My first day on Cymbalta wasn't bad.  I did get a little nauseated this morning after I took it.  I napped several times today, so maybe I should be taking it at night.  We'll see.  I've felt a constant... I don't quite want to say "buzzing," but something in my muscles.  Almost like right before I get caffeine jitters, except the jitters never come.  It's far less bothersome and intrusive than jitters, whatever it is.  Maybe this is just what having some energy feels like for the first time in a while.  My head has felt only very slightly swimmy.  My appetite was pretty low.  My skin ALMOST feels tingly, but not quite.

Overall, today wasn't bad.  I should have studied more and slept less, but I'm being patient with myself.  I know that my brain and my body are going through some things and that can't be helped.  I just have to roll with it and do the best I can.  That has served me well so far, so I guess that's the plan.

Wednesday, August 19, 2020

Two things:

Two things:
  1. This is not a public post, so discretion is appreciated.
  2. I am not ok and I definitely need advice if you have it.
I will try to keep this short, but we'll see if I can manage it.

Some of you may remember me saying that FIL was hospitalized last week (I think it was last week; I honestly have no concept of time lately, thank you depression).  He got home late last week and called us to come and see him on Saturday.  He knows we've not gone anywhere except for necessary places since March, but this sounded pretty serious, so we donned gloves and masks and went.

He told us that he has 10% heart function and there is nothing else that can be done for him.  (He's 81 and has had heart attacks and surgeries and procedures since he was in his forties, I guess).  He then showed Shaun what he wanted to be buried in and where his will was.  He was very emotional and it sounded pretty grim.  I'm guessing that he was close to dying when he went to the hospital and that scared him.

He told us we need to visit him every few days now.  He says he tested negative for COVID at the hospital, which is nice; HOWEVER, he's also resumed going to church (no masks required), having visitors over (I doubt they're wearing masks), stopped for food on the way home from the hospital, is going into Wal-Mart for groceries even though we offered to pick them up for him, AND forgot his mask and went in the pharmacy the other day rather than being patient and going through the drive-thru.  He says he's being careful, but his recount of his actions say otherwise.

If visiting FIL was stressful and anxiety-inducing before the pandemic (Shaun's pretty much the black sheep of the family), then doing it now is like, I don't even have the words.  We both come home with stress headaches from trying to stay vigilant about what is safe.  FIL doesn't make it easy.  He wants us to "try this watermelon" (we'd have to take off our masks) or "come look at this map" (getting closer to him than 6 feet away) and of course, we hug him goodbye.

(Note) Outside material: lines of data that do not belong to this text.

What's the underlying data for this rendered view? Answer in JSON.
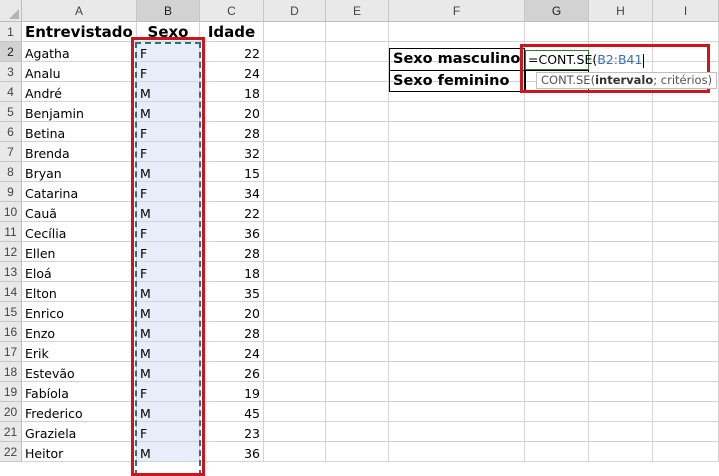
{
  "columns": [
    "A",
    "B",
    "C",
    "D",
    "E",
    "F",
    "G",
    "H",
    "I"
  ],
  "rows": [
    "1",
    "2",
    "3",
    "4",
    "5",
    "6",
    "7",
    "8",
    "9",
    "10",
    "11",
    "12",
    "13",
    "14",
    "15",
    "16",
    "17",
    "18",
    "19",
    "20",
    "21",
    "22"
  ],
  "headers": {
    "a1": "Entrevistado",
    "b1": "Sexo",
    "c1": "Idade"
  },
  "records": [
    {
      "name": "Agatha",
      "sex": "F",
      "age": "22"
    },
    {
      "name": "Analu",
      "sex": "F",
      "age": "24"
    },
    {
      "name": "André",
      "sex": "M",
      "age": "18"
    },
    {
      "name": "Benjamin",
      "sex": "M",
      "age": "20"
    },
    {
      "name": "Betina",
      "sex": "F",
      "age": "28"
    },
    {
      "name": "Brenda",
      "sex": "F",
      "age": "32"
    },
    {
      "name": "Bryan",
      "sex": "M",
      "age": "15"
    },
    {
      "name": "Catarina",
      "sex": "F",
      "age": "34"
    },
    {
      "name": "Cauã",
      "sex": "M",
      "age": "22"
    },
    {
      "name": "Cecília",
      "sex": "F",
      "age": "36"
    },
    {
      "name": "Ellen",
      "sex": "F",
      "age": "28"
    },
    {
      "name": "Eloá",
      "sex": "F",
      "age": "18"
    },
    {
      "name": "Elton",
      "sex": "M",
      "age": "35"
    },
    {
      "name": "Enrico",
      "sex": "M",
      "age": "20"
    },
    {
      "name": "Enzo",
      "sex": "M",
      "age": "28"
    },
    {
      "name": "Erik",
      "sex": "M",
      "age": "24"
    },
    {
      "name": "Estevão",
      "sex": "M",
      "age": "26"
    },
    {
      "name": "Fabíola",
      "sex": "F",
      "age": "19"
    },
    {
      "name": "Frederico",
      "sex": "M",
      "age": "45"
    },
    {
      "name": "Graziela",
      "sex": "F",
      "age": "23"
    },
    {
      "name": "Heitor",
      "sex": "M",
      "age": "36"
    }
  ],
  "summary": {
    "male_label": "Sexo masculino",
    "female_label": "Sexo feminino"
  },
  "formula": {
    "prefix": "=CONT.SE(",
    "range": "B2:B41"
  },
  "tooltip": {
    "func": "CONT.SE(",
    "arg1": "intervalo",
    "rest": "; critérios)"
  }
}
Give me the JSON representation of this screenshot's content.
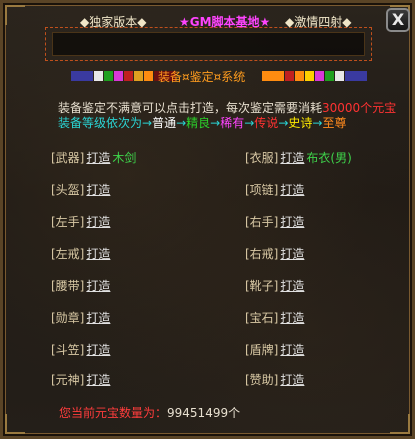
{
  "close_label": "X",
  "nav": {
    "tab1": "◆独家版本◆",
    "tab2": "★GM脚本基地★",
    "tab3": "◆激情四射◆"
  },
  "title": "装备¤鉴定¤系统",
  "swatches_left": [
    "#3a3aa0",
    "#e8e8e8",
    "#1fa01f",
    "#d838d8",
    "#c02020",
    "#e0a020",
    "#ff8c10",
    "#6a1010"
  ],
  "swatches_right": [
    "#ff8c10",
    "#c02020",
    "#ff8c10",
    "#ffd000",
    "#d838d8",
    "#1fa01f",
    "#e8e8e8",
    "#3a3aa0"
  ],
  "desc": {
    "line1_a": "装备鉴定不满意可以点击打造，每次鉴定需要消耗",
    "line1_b": "30000个元宝",
    "line2_a": "装备等级依次为→",
    "line2_q1": "普通",
    "line2_arrow1": "→",
    "line2_q2": "精良",
    "line2_arrow2": "→",
    "line2_q3": "稀有",
    "line2_arrow3": "→",
    "line2_q4": "传说",
    "line2_arrow4": "→",
    "line2_q5": "史诗",
    "line2_arrow5": "→",
    "line2_q6": "至尊"
  },
  "forge_label": "打造",
  "slots_left": [
    {
      "label": "[武器]",
      "item": "木剑"
    },
    {
      "label": "[头盔]",
      "item": ""
    },
    {
      "label": "[左手]",
      "item": ""
    },
    {
      "label": "[左戒]",
      "item": ""
    },
    {
      "label": "[腰带]",
      "item": ""
    },
    {
      "label": "[勋章]",
      "item": ""
    },
    {
      "label": "[斗笠]",
      "item": ""
    },
    {
      "label": "[元神]",
      "item": ""
    }
  ],
  "slots_right": [
    {
      "label": "[衣服]",
      "item": "布衣(男)"
    },
    {
      "label": "[项链]",
      "item": ""
    },
    {
      "label": "[右手]",
      "item": ""
    },
    {
      "label": "[右戒]",
      "item": ""
    },
    {
      "label": "[靴子]",
      "item": ""
    },
    {
      "label": "[宝石]",
      "item": ""
    },
    {
      "label": "[盾牌]",
      "item": ""
    },
    {
      "label": "[赞助]",
      "item": ""
    }
  ],
  "currency": {
    "label": "您当前元宝数量为：",
    "value": "99451499个"
  }
}
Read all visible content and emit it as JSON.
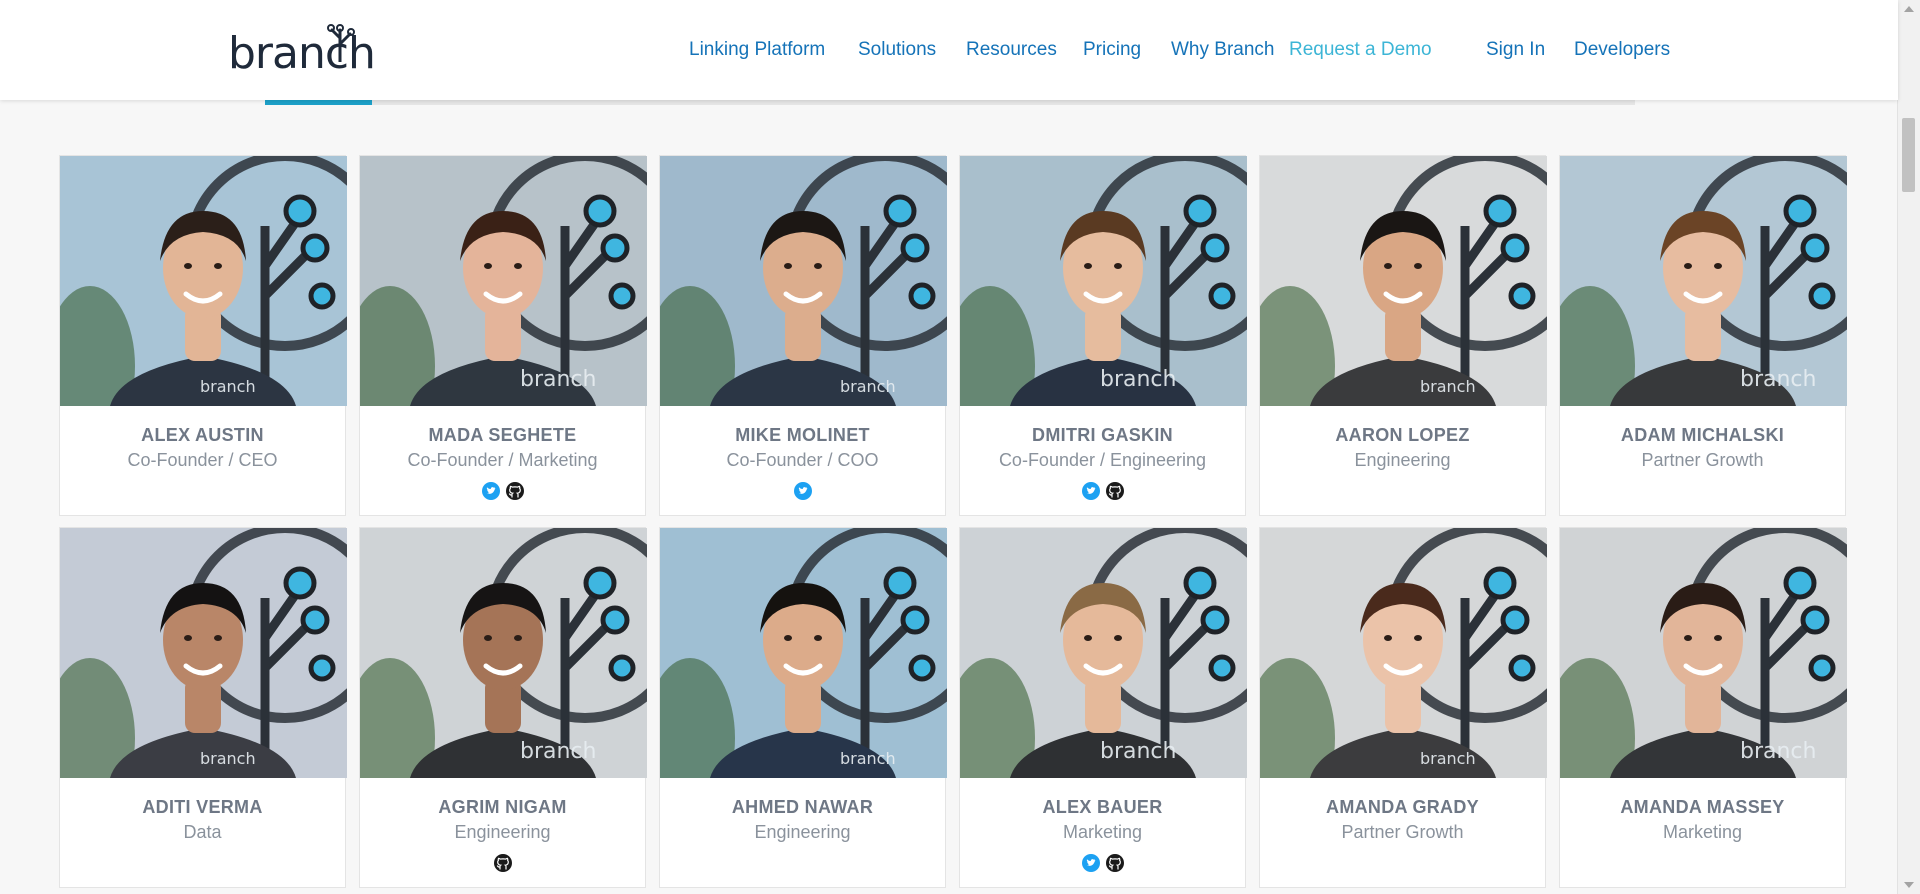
{
  "header": {
    "logo_text": "branch",
    "nav": [
      {
        "label": "Linking Platform",
        "key": "linking-platform"
      },
      {
        "label": "Solutions",
        "key": "solutions"
      },
      {
        "label": "Resources",
        "key": "resources"
      },
      {
        "label": "Pricing",
        "key": "pricing"
      },
      {
        "label": "Why Branch",
        "key": "why-branch"
      },
      {
        "label": "Request a Demo",
        "key": "request-demo"
      },
      {
        "label": "Sign In",
        "key": "sign-in"
      },
      {
        "label": "Developers",
        "key": "developers"
      }
    ]
  },
  "colors": {
    "nav_link": "#1573b8",
    "accent": "#1da1c9",
    "twitter": "#1da1f2",
    "github": "#1a1a1a"
  },
  "team": [
    {
      "name": "ALEX AUSTIN",
      "role": "Co-Founder / CEO",
      "socials": []
    },
    {
      "name": "MADA SEGHETE",
      "role": "Co-Founder / Marketing",
      "socials": [
        "twitter",
        "github"
      ]
    },
    {
      "name": "MIKE MOLINET",
      "role": "Co-Founder / COO",
      "socials": [
        "twitter"
      ]
    },
    {
      "name": "DMITRI GASKIN",
      "role": "Co-Founder / Engineering",
      "socials": [
        "twitter",
        "github"
      ]
    },
    {
      "name": "AARON LOPEZ",
      "role": "Engineering",
      "socials": []
    },
    {
      "name": "ADAM MICHALSKI",
      "role": "Partner Growth",
      "socials": []
    },
    {
      "name": "ADITI VERMA",
      "role": "Data",
      "socials": []
    },
    {
      "name": "AGRIM NIGAM",
      "role": "Engineering",
      "socials": [
        "github"
      ]
    },
    {
      "name": "AHMED NAWAR",
      "role": "Engineering",
      "socials": []
    },
    {
      "name": "ALEX BAUER",
      "role": "Marketing",
      "socials": [
        "twitter",
        "github"
      ]
    },
    {
      "name": "AMANDA GRADY",
      "role": "Partner Growth",
      "socials": []
    },
    {
      "name": "AMANDA MASSEY",
      "role": "Marketing",
      "socials": []
    }
  ]
}
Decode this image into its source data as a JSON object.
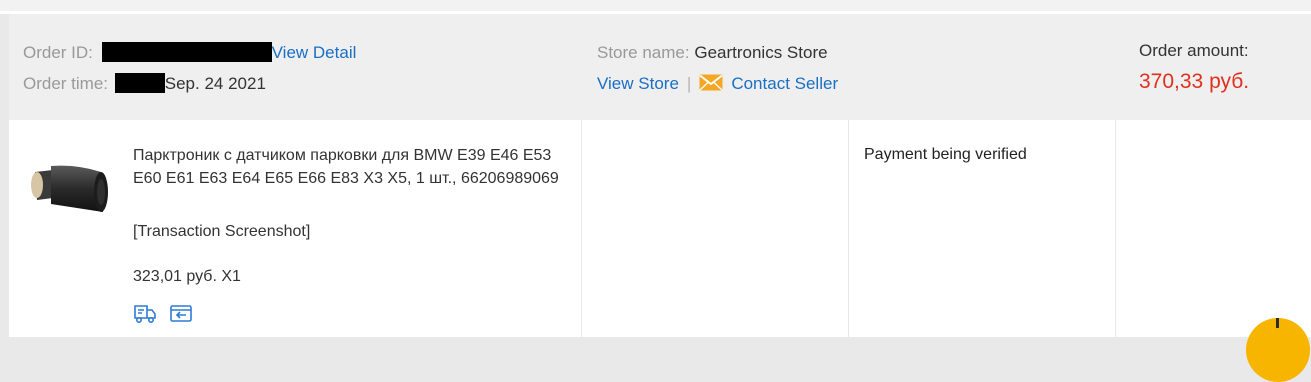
{
  "order": {
    "id_label": "Order ID:",
    "view_detail": "View Detail",
    "time_label": "Order time:",
    "time_value": "Sep. 24 2021",
    "store_label": "Store name:",
    "store_name": "Geartronics Store",
    "view_store": "View Store",
    "separator": "|",
    "contact_seller": "Contact Seller",
    "amount_label": "Order amount:",
    "amount_value": "370,33 руб."
  },
  "product": {
    "title": "Парктроник с датчиком парковки для BMW E39 E46 E53 E60 E61 E63 E64 E65 E66 E83 X3 X5, 1 шт., 66206989069",
    "note": "[Transaction Screenshot]",
    "price": "323,01 руб. X1"
  },
  "status": {
    "text": "Payment being verified"
  },
  "icons": {
    "contact": "envelope-icon",
    "tracking": "delivery-truck-icon",
    "return": "return-box-icon",
    "chat": "chat-bubble-icon"
  },
  "colors": {
    "link": "#1a6fc4",
    "amount": "#e0301e",
    "mail": "#f5a623",
    "chat": "#f7b500"
  }
}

I am torn between feeling selfish for not wanting us to catch COVID from him and how to be good to him and respect his wishes in what, I'm guessing he in a roundabout sort of way is trying to tell us are his last days?  I don't even know.  How long can a person live in his condition?  If it's so bad, why did he refuse to let us get him groceries so that he doesn't have to do the work or expose himself to COVID?  Why won't he let one or both of us stay out there just in case?  We offered and would have been glad to do it.  I just don't understand what is happening, but I know that Shaun and I can't do this for long.  Our mental health isn't going to allow it.

My antidepressants are failing me and this extra stress has just about put me down.  I slept for 19 of the past 24 hours.  I am not ok and I am so grateful that I have an appointment with the doctor soon.  I'm already thinking about dropping my Spanish class because I don't see how I'm going to be able to keep up with 2 classes when my full-time job seems to be depression sleeping.  I just really need help.  I don't know what to do.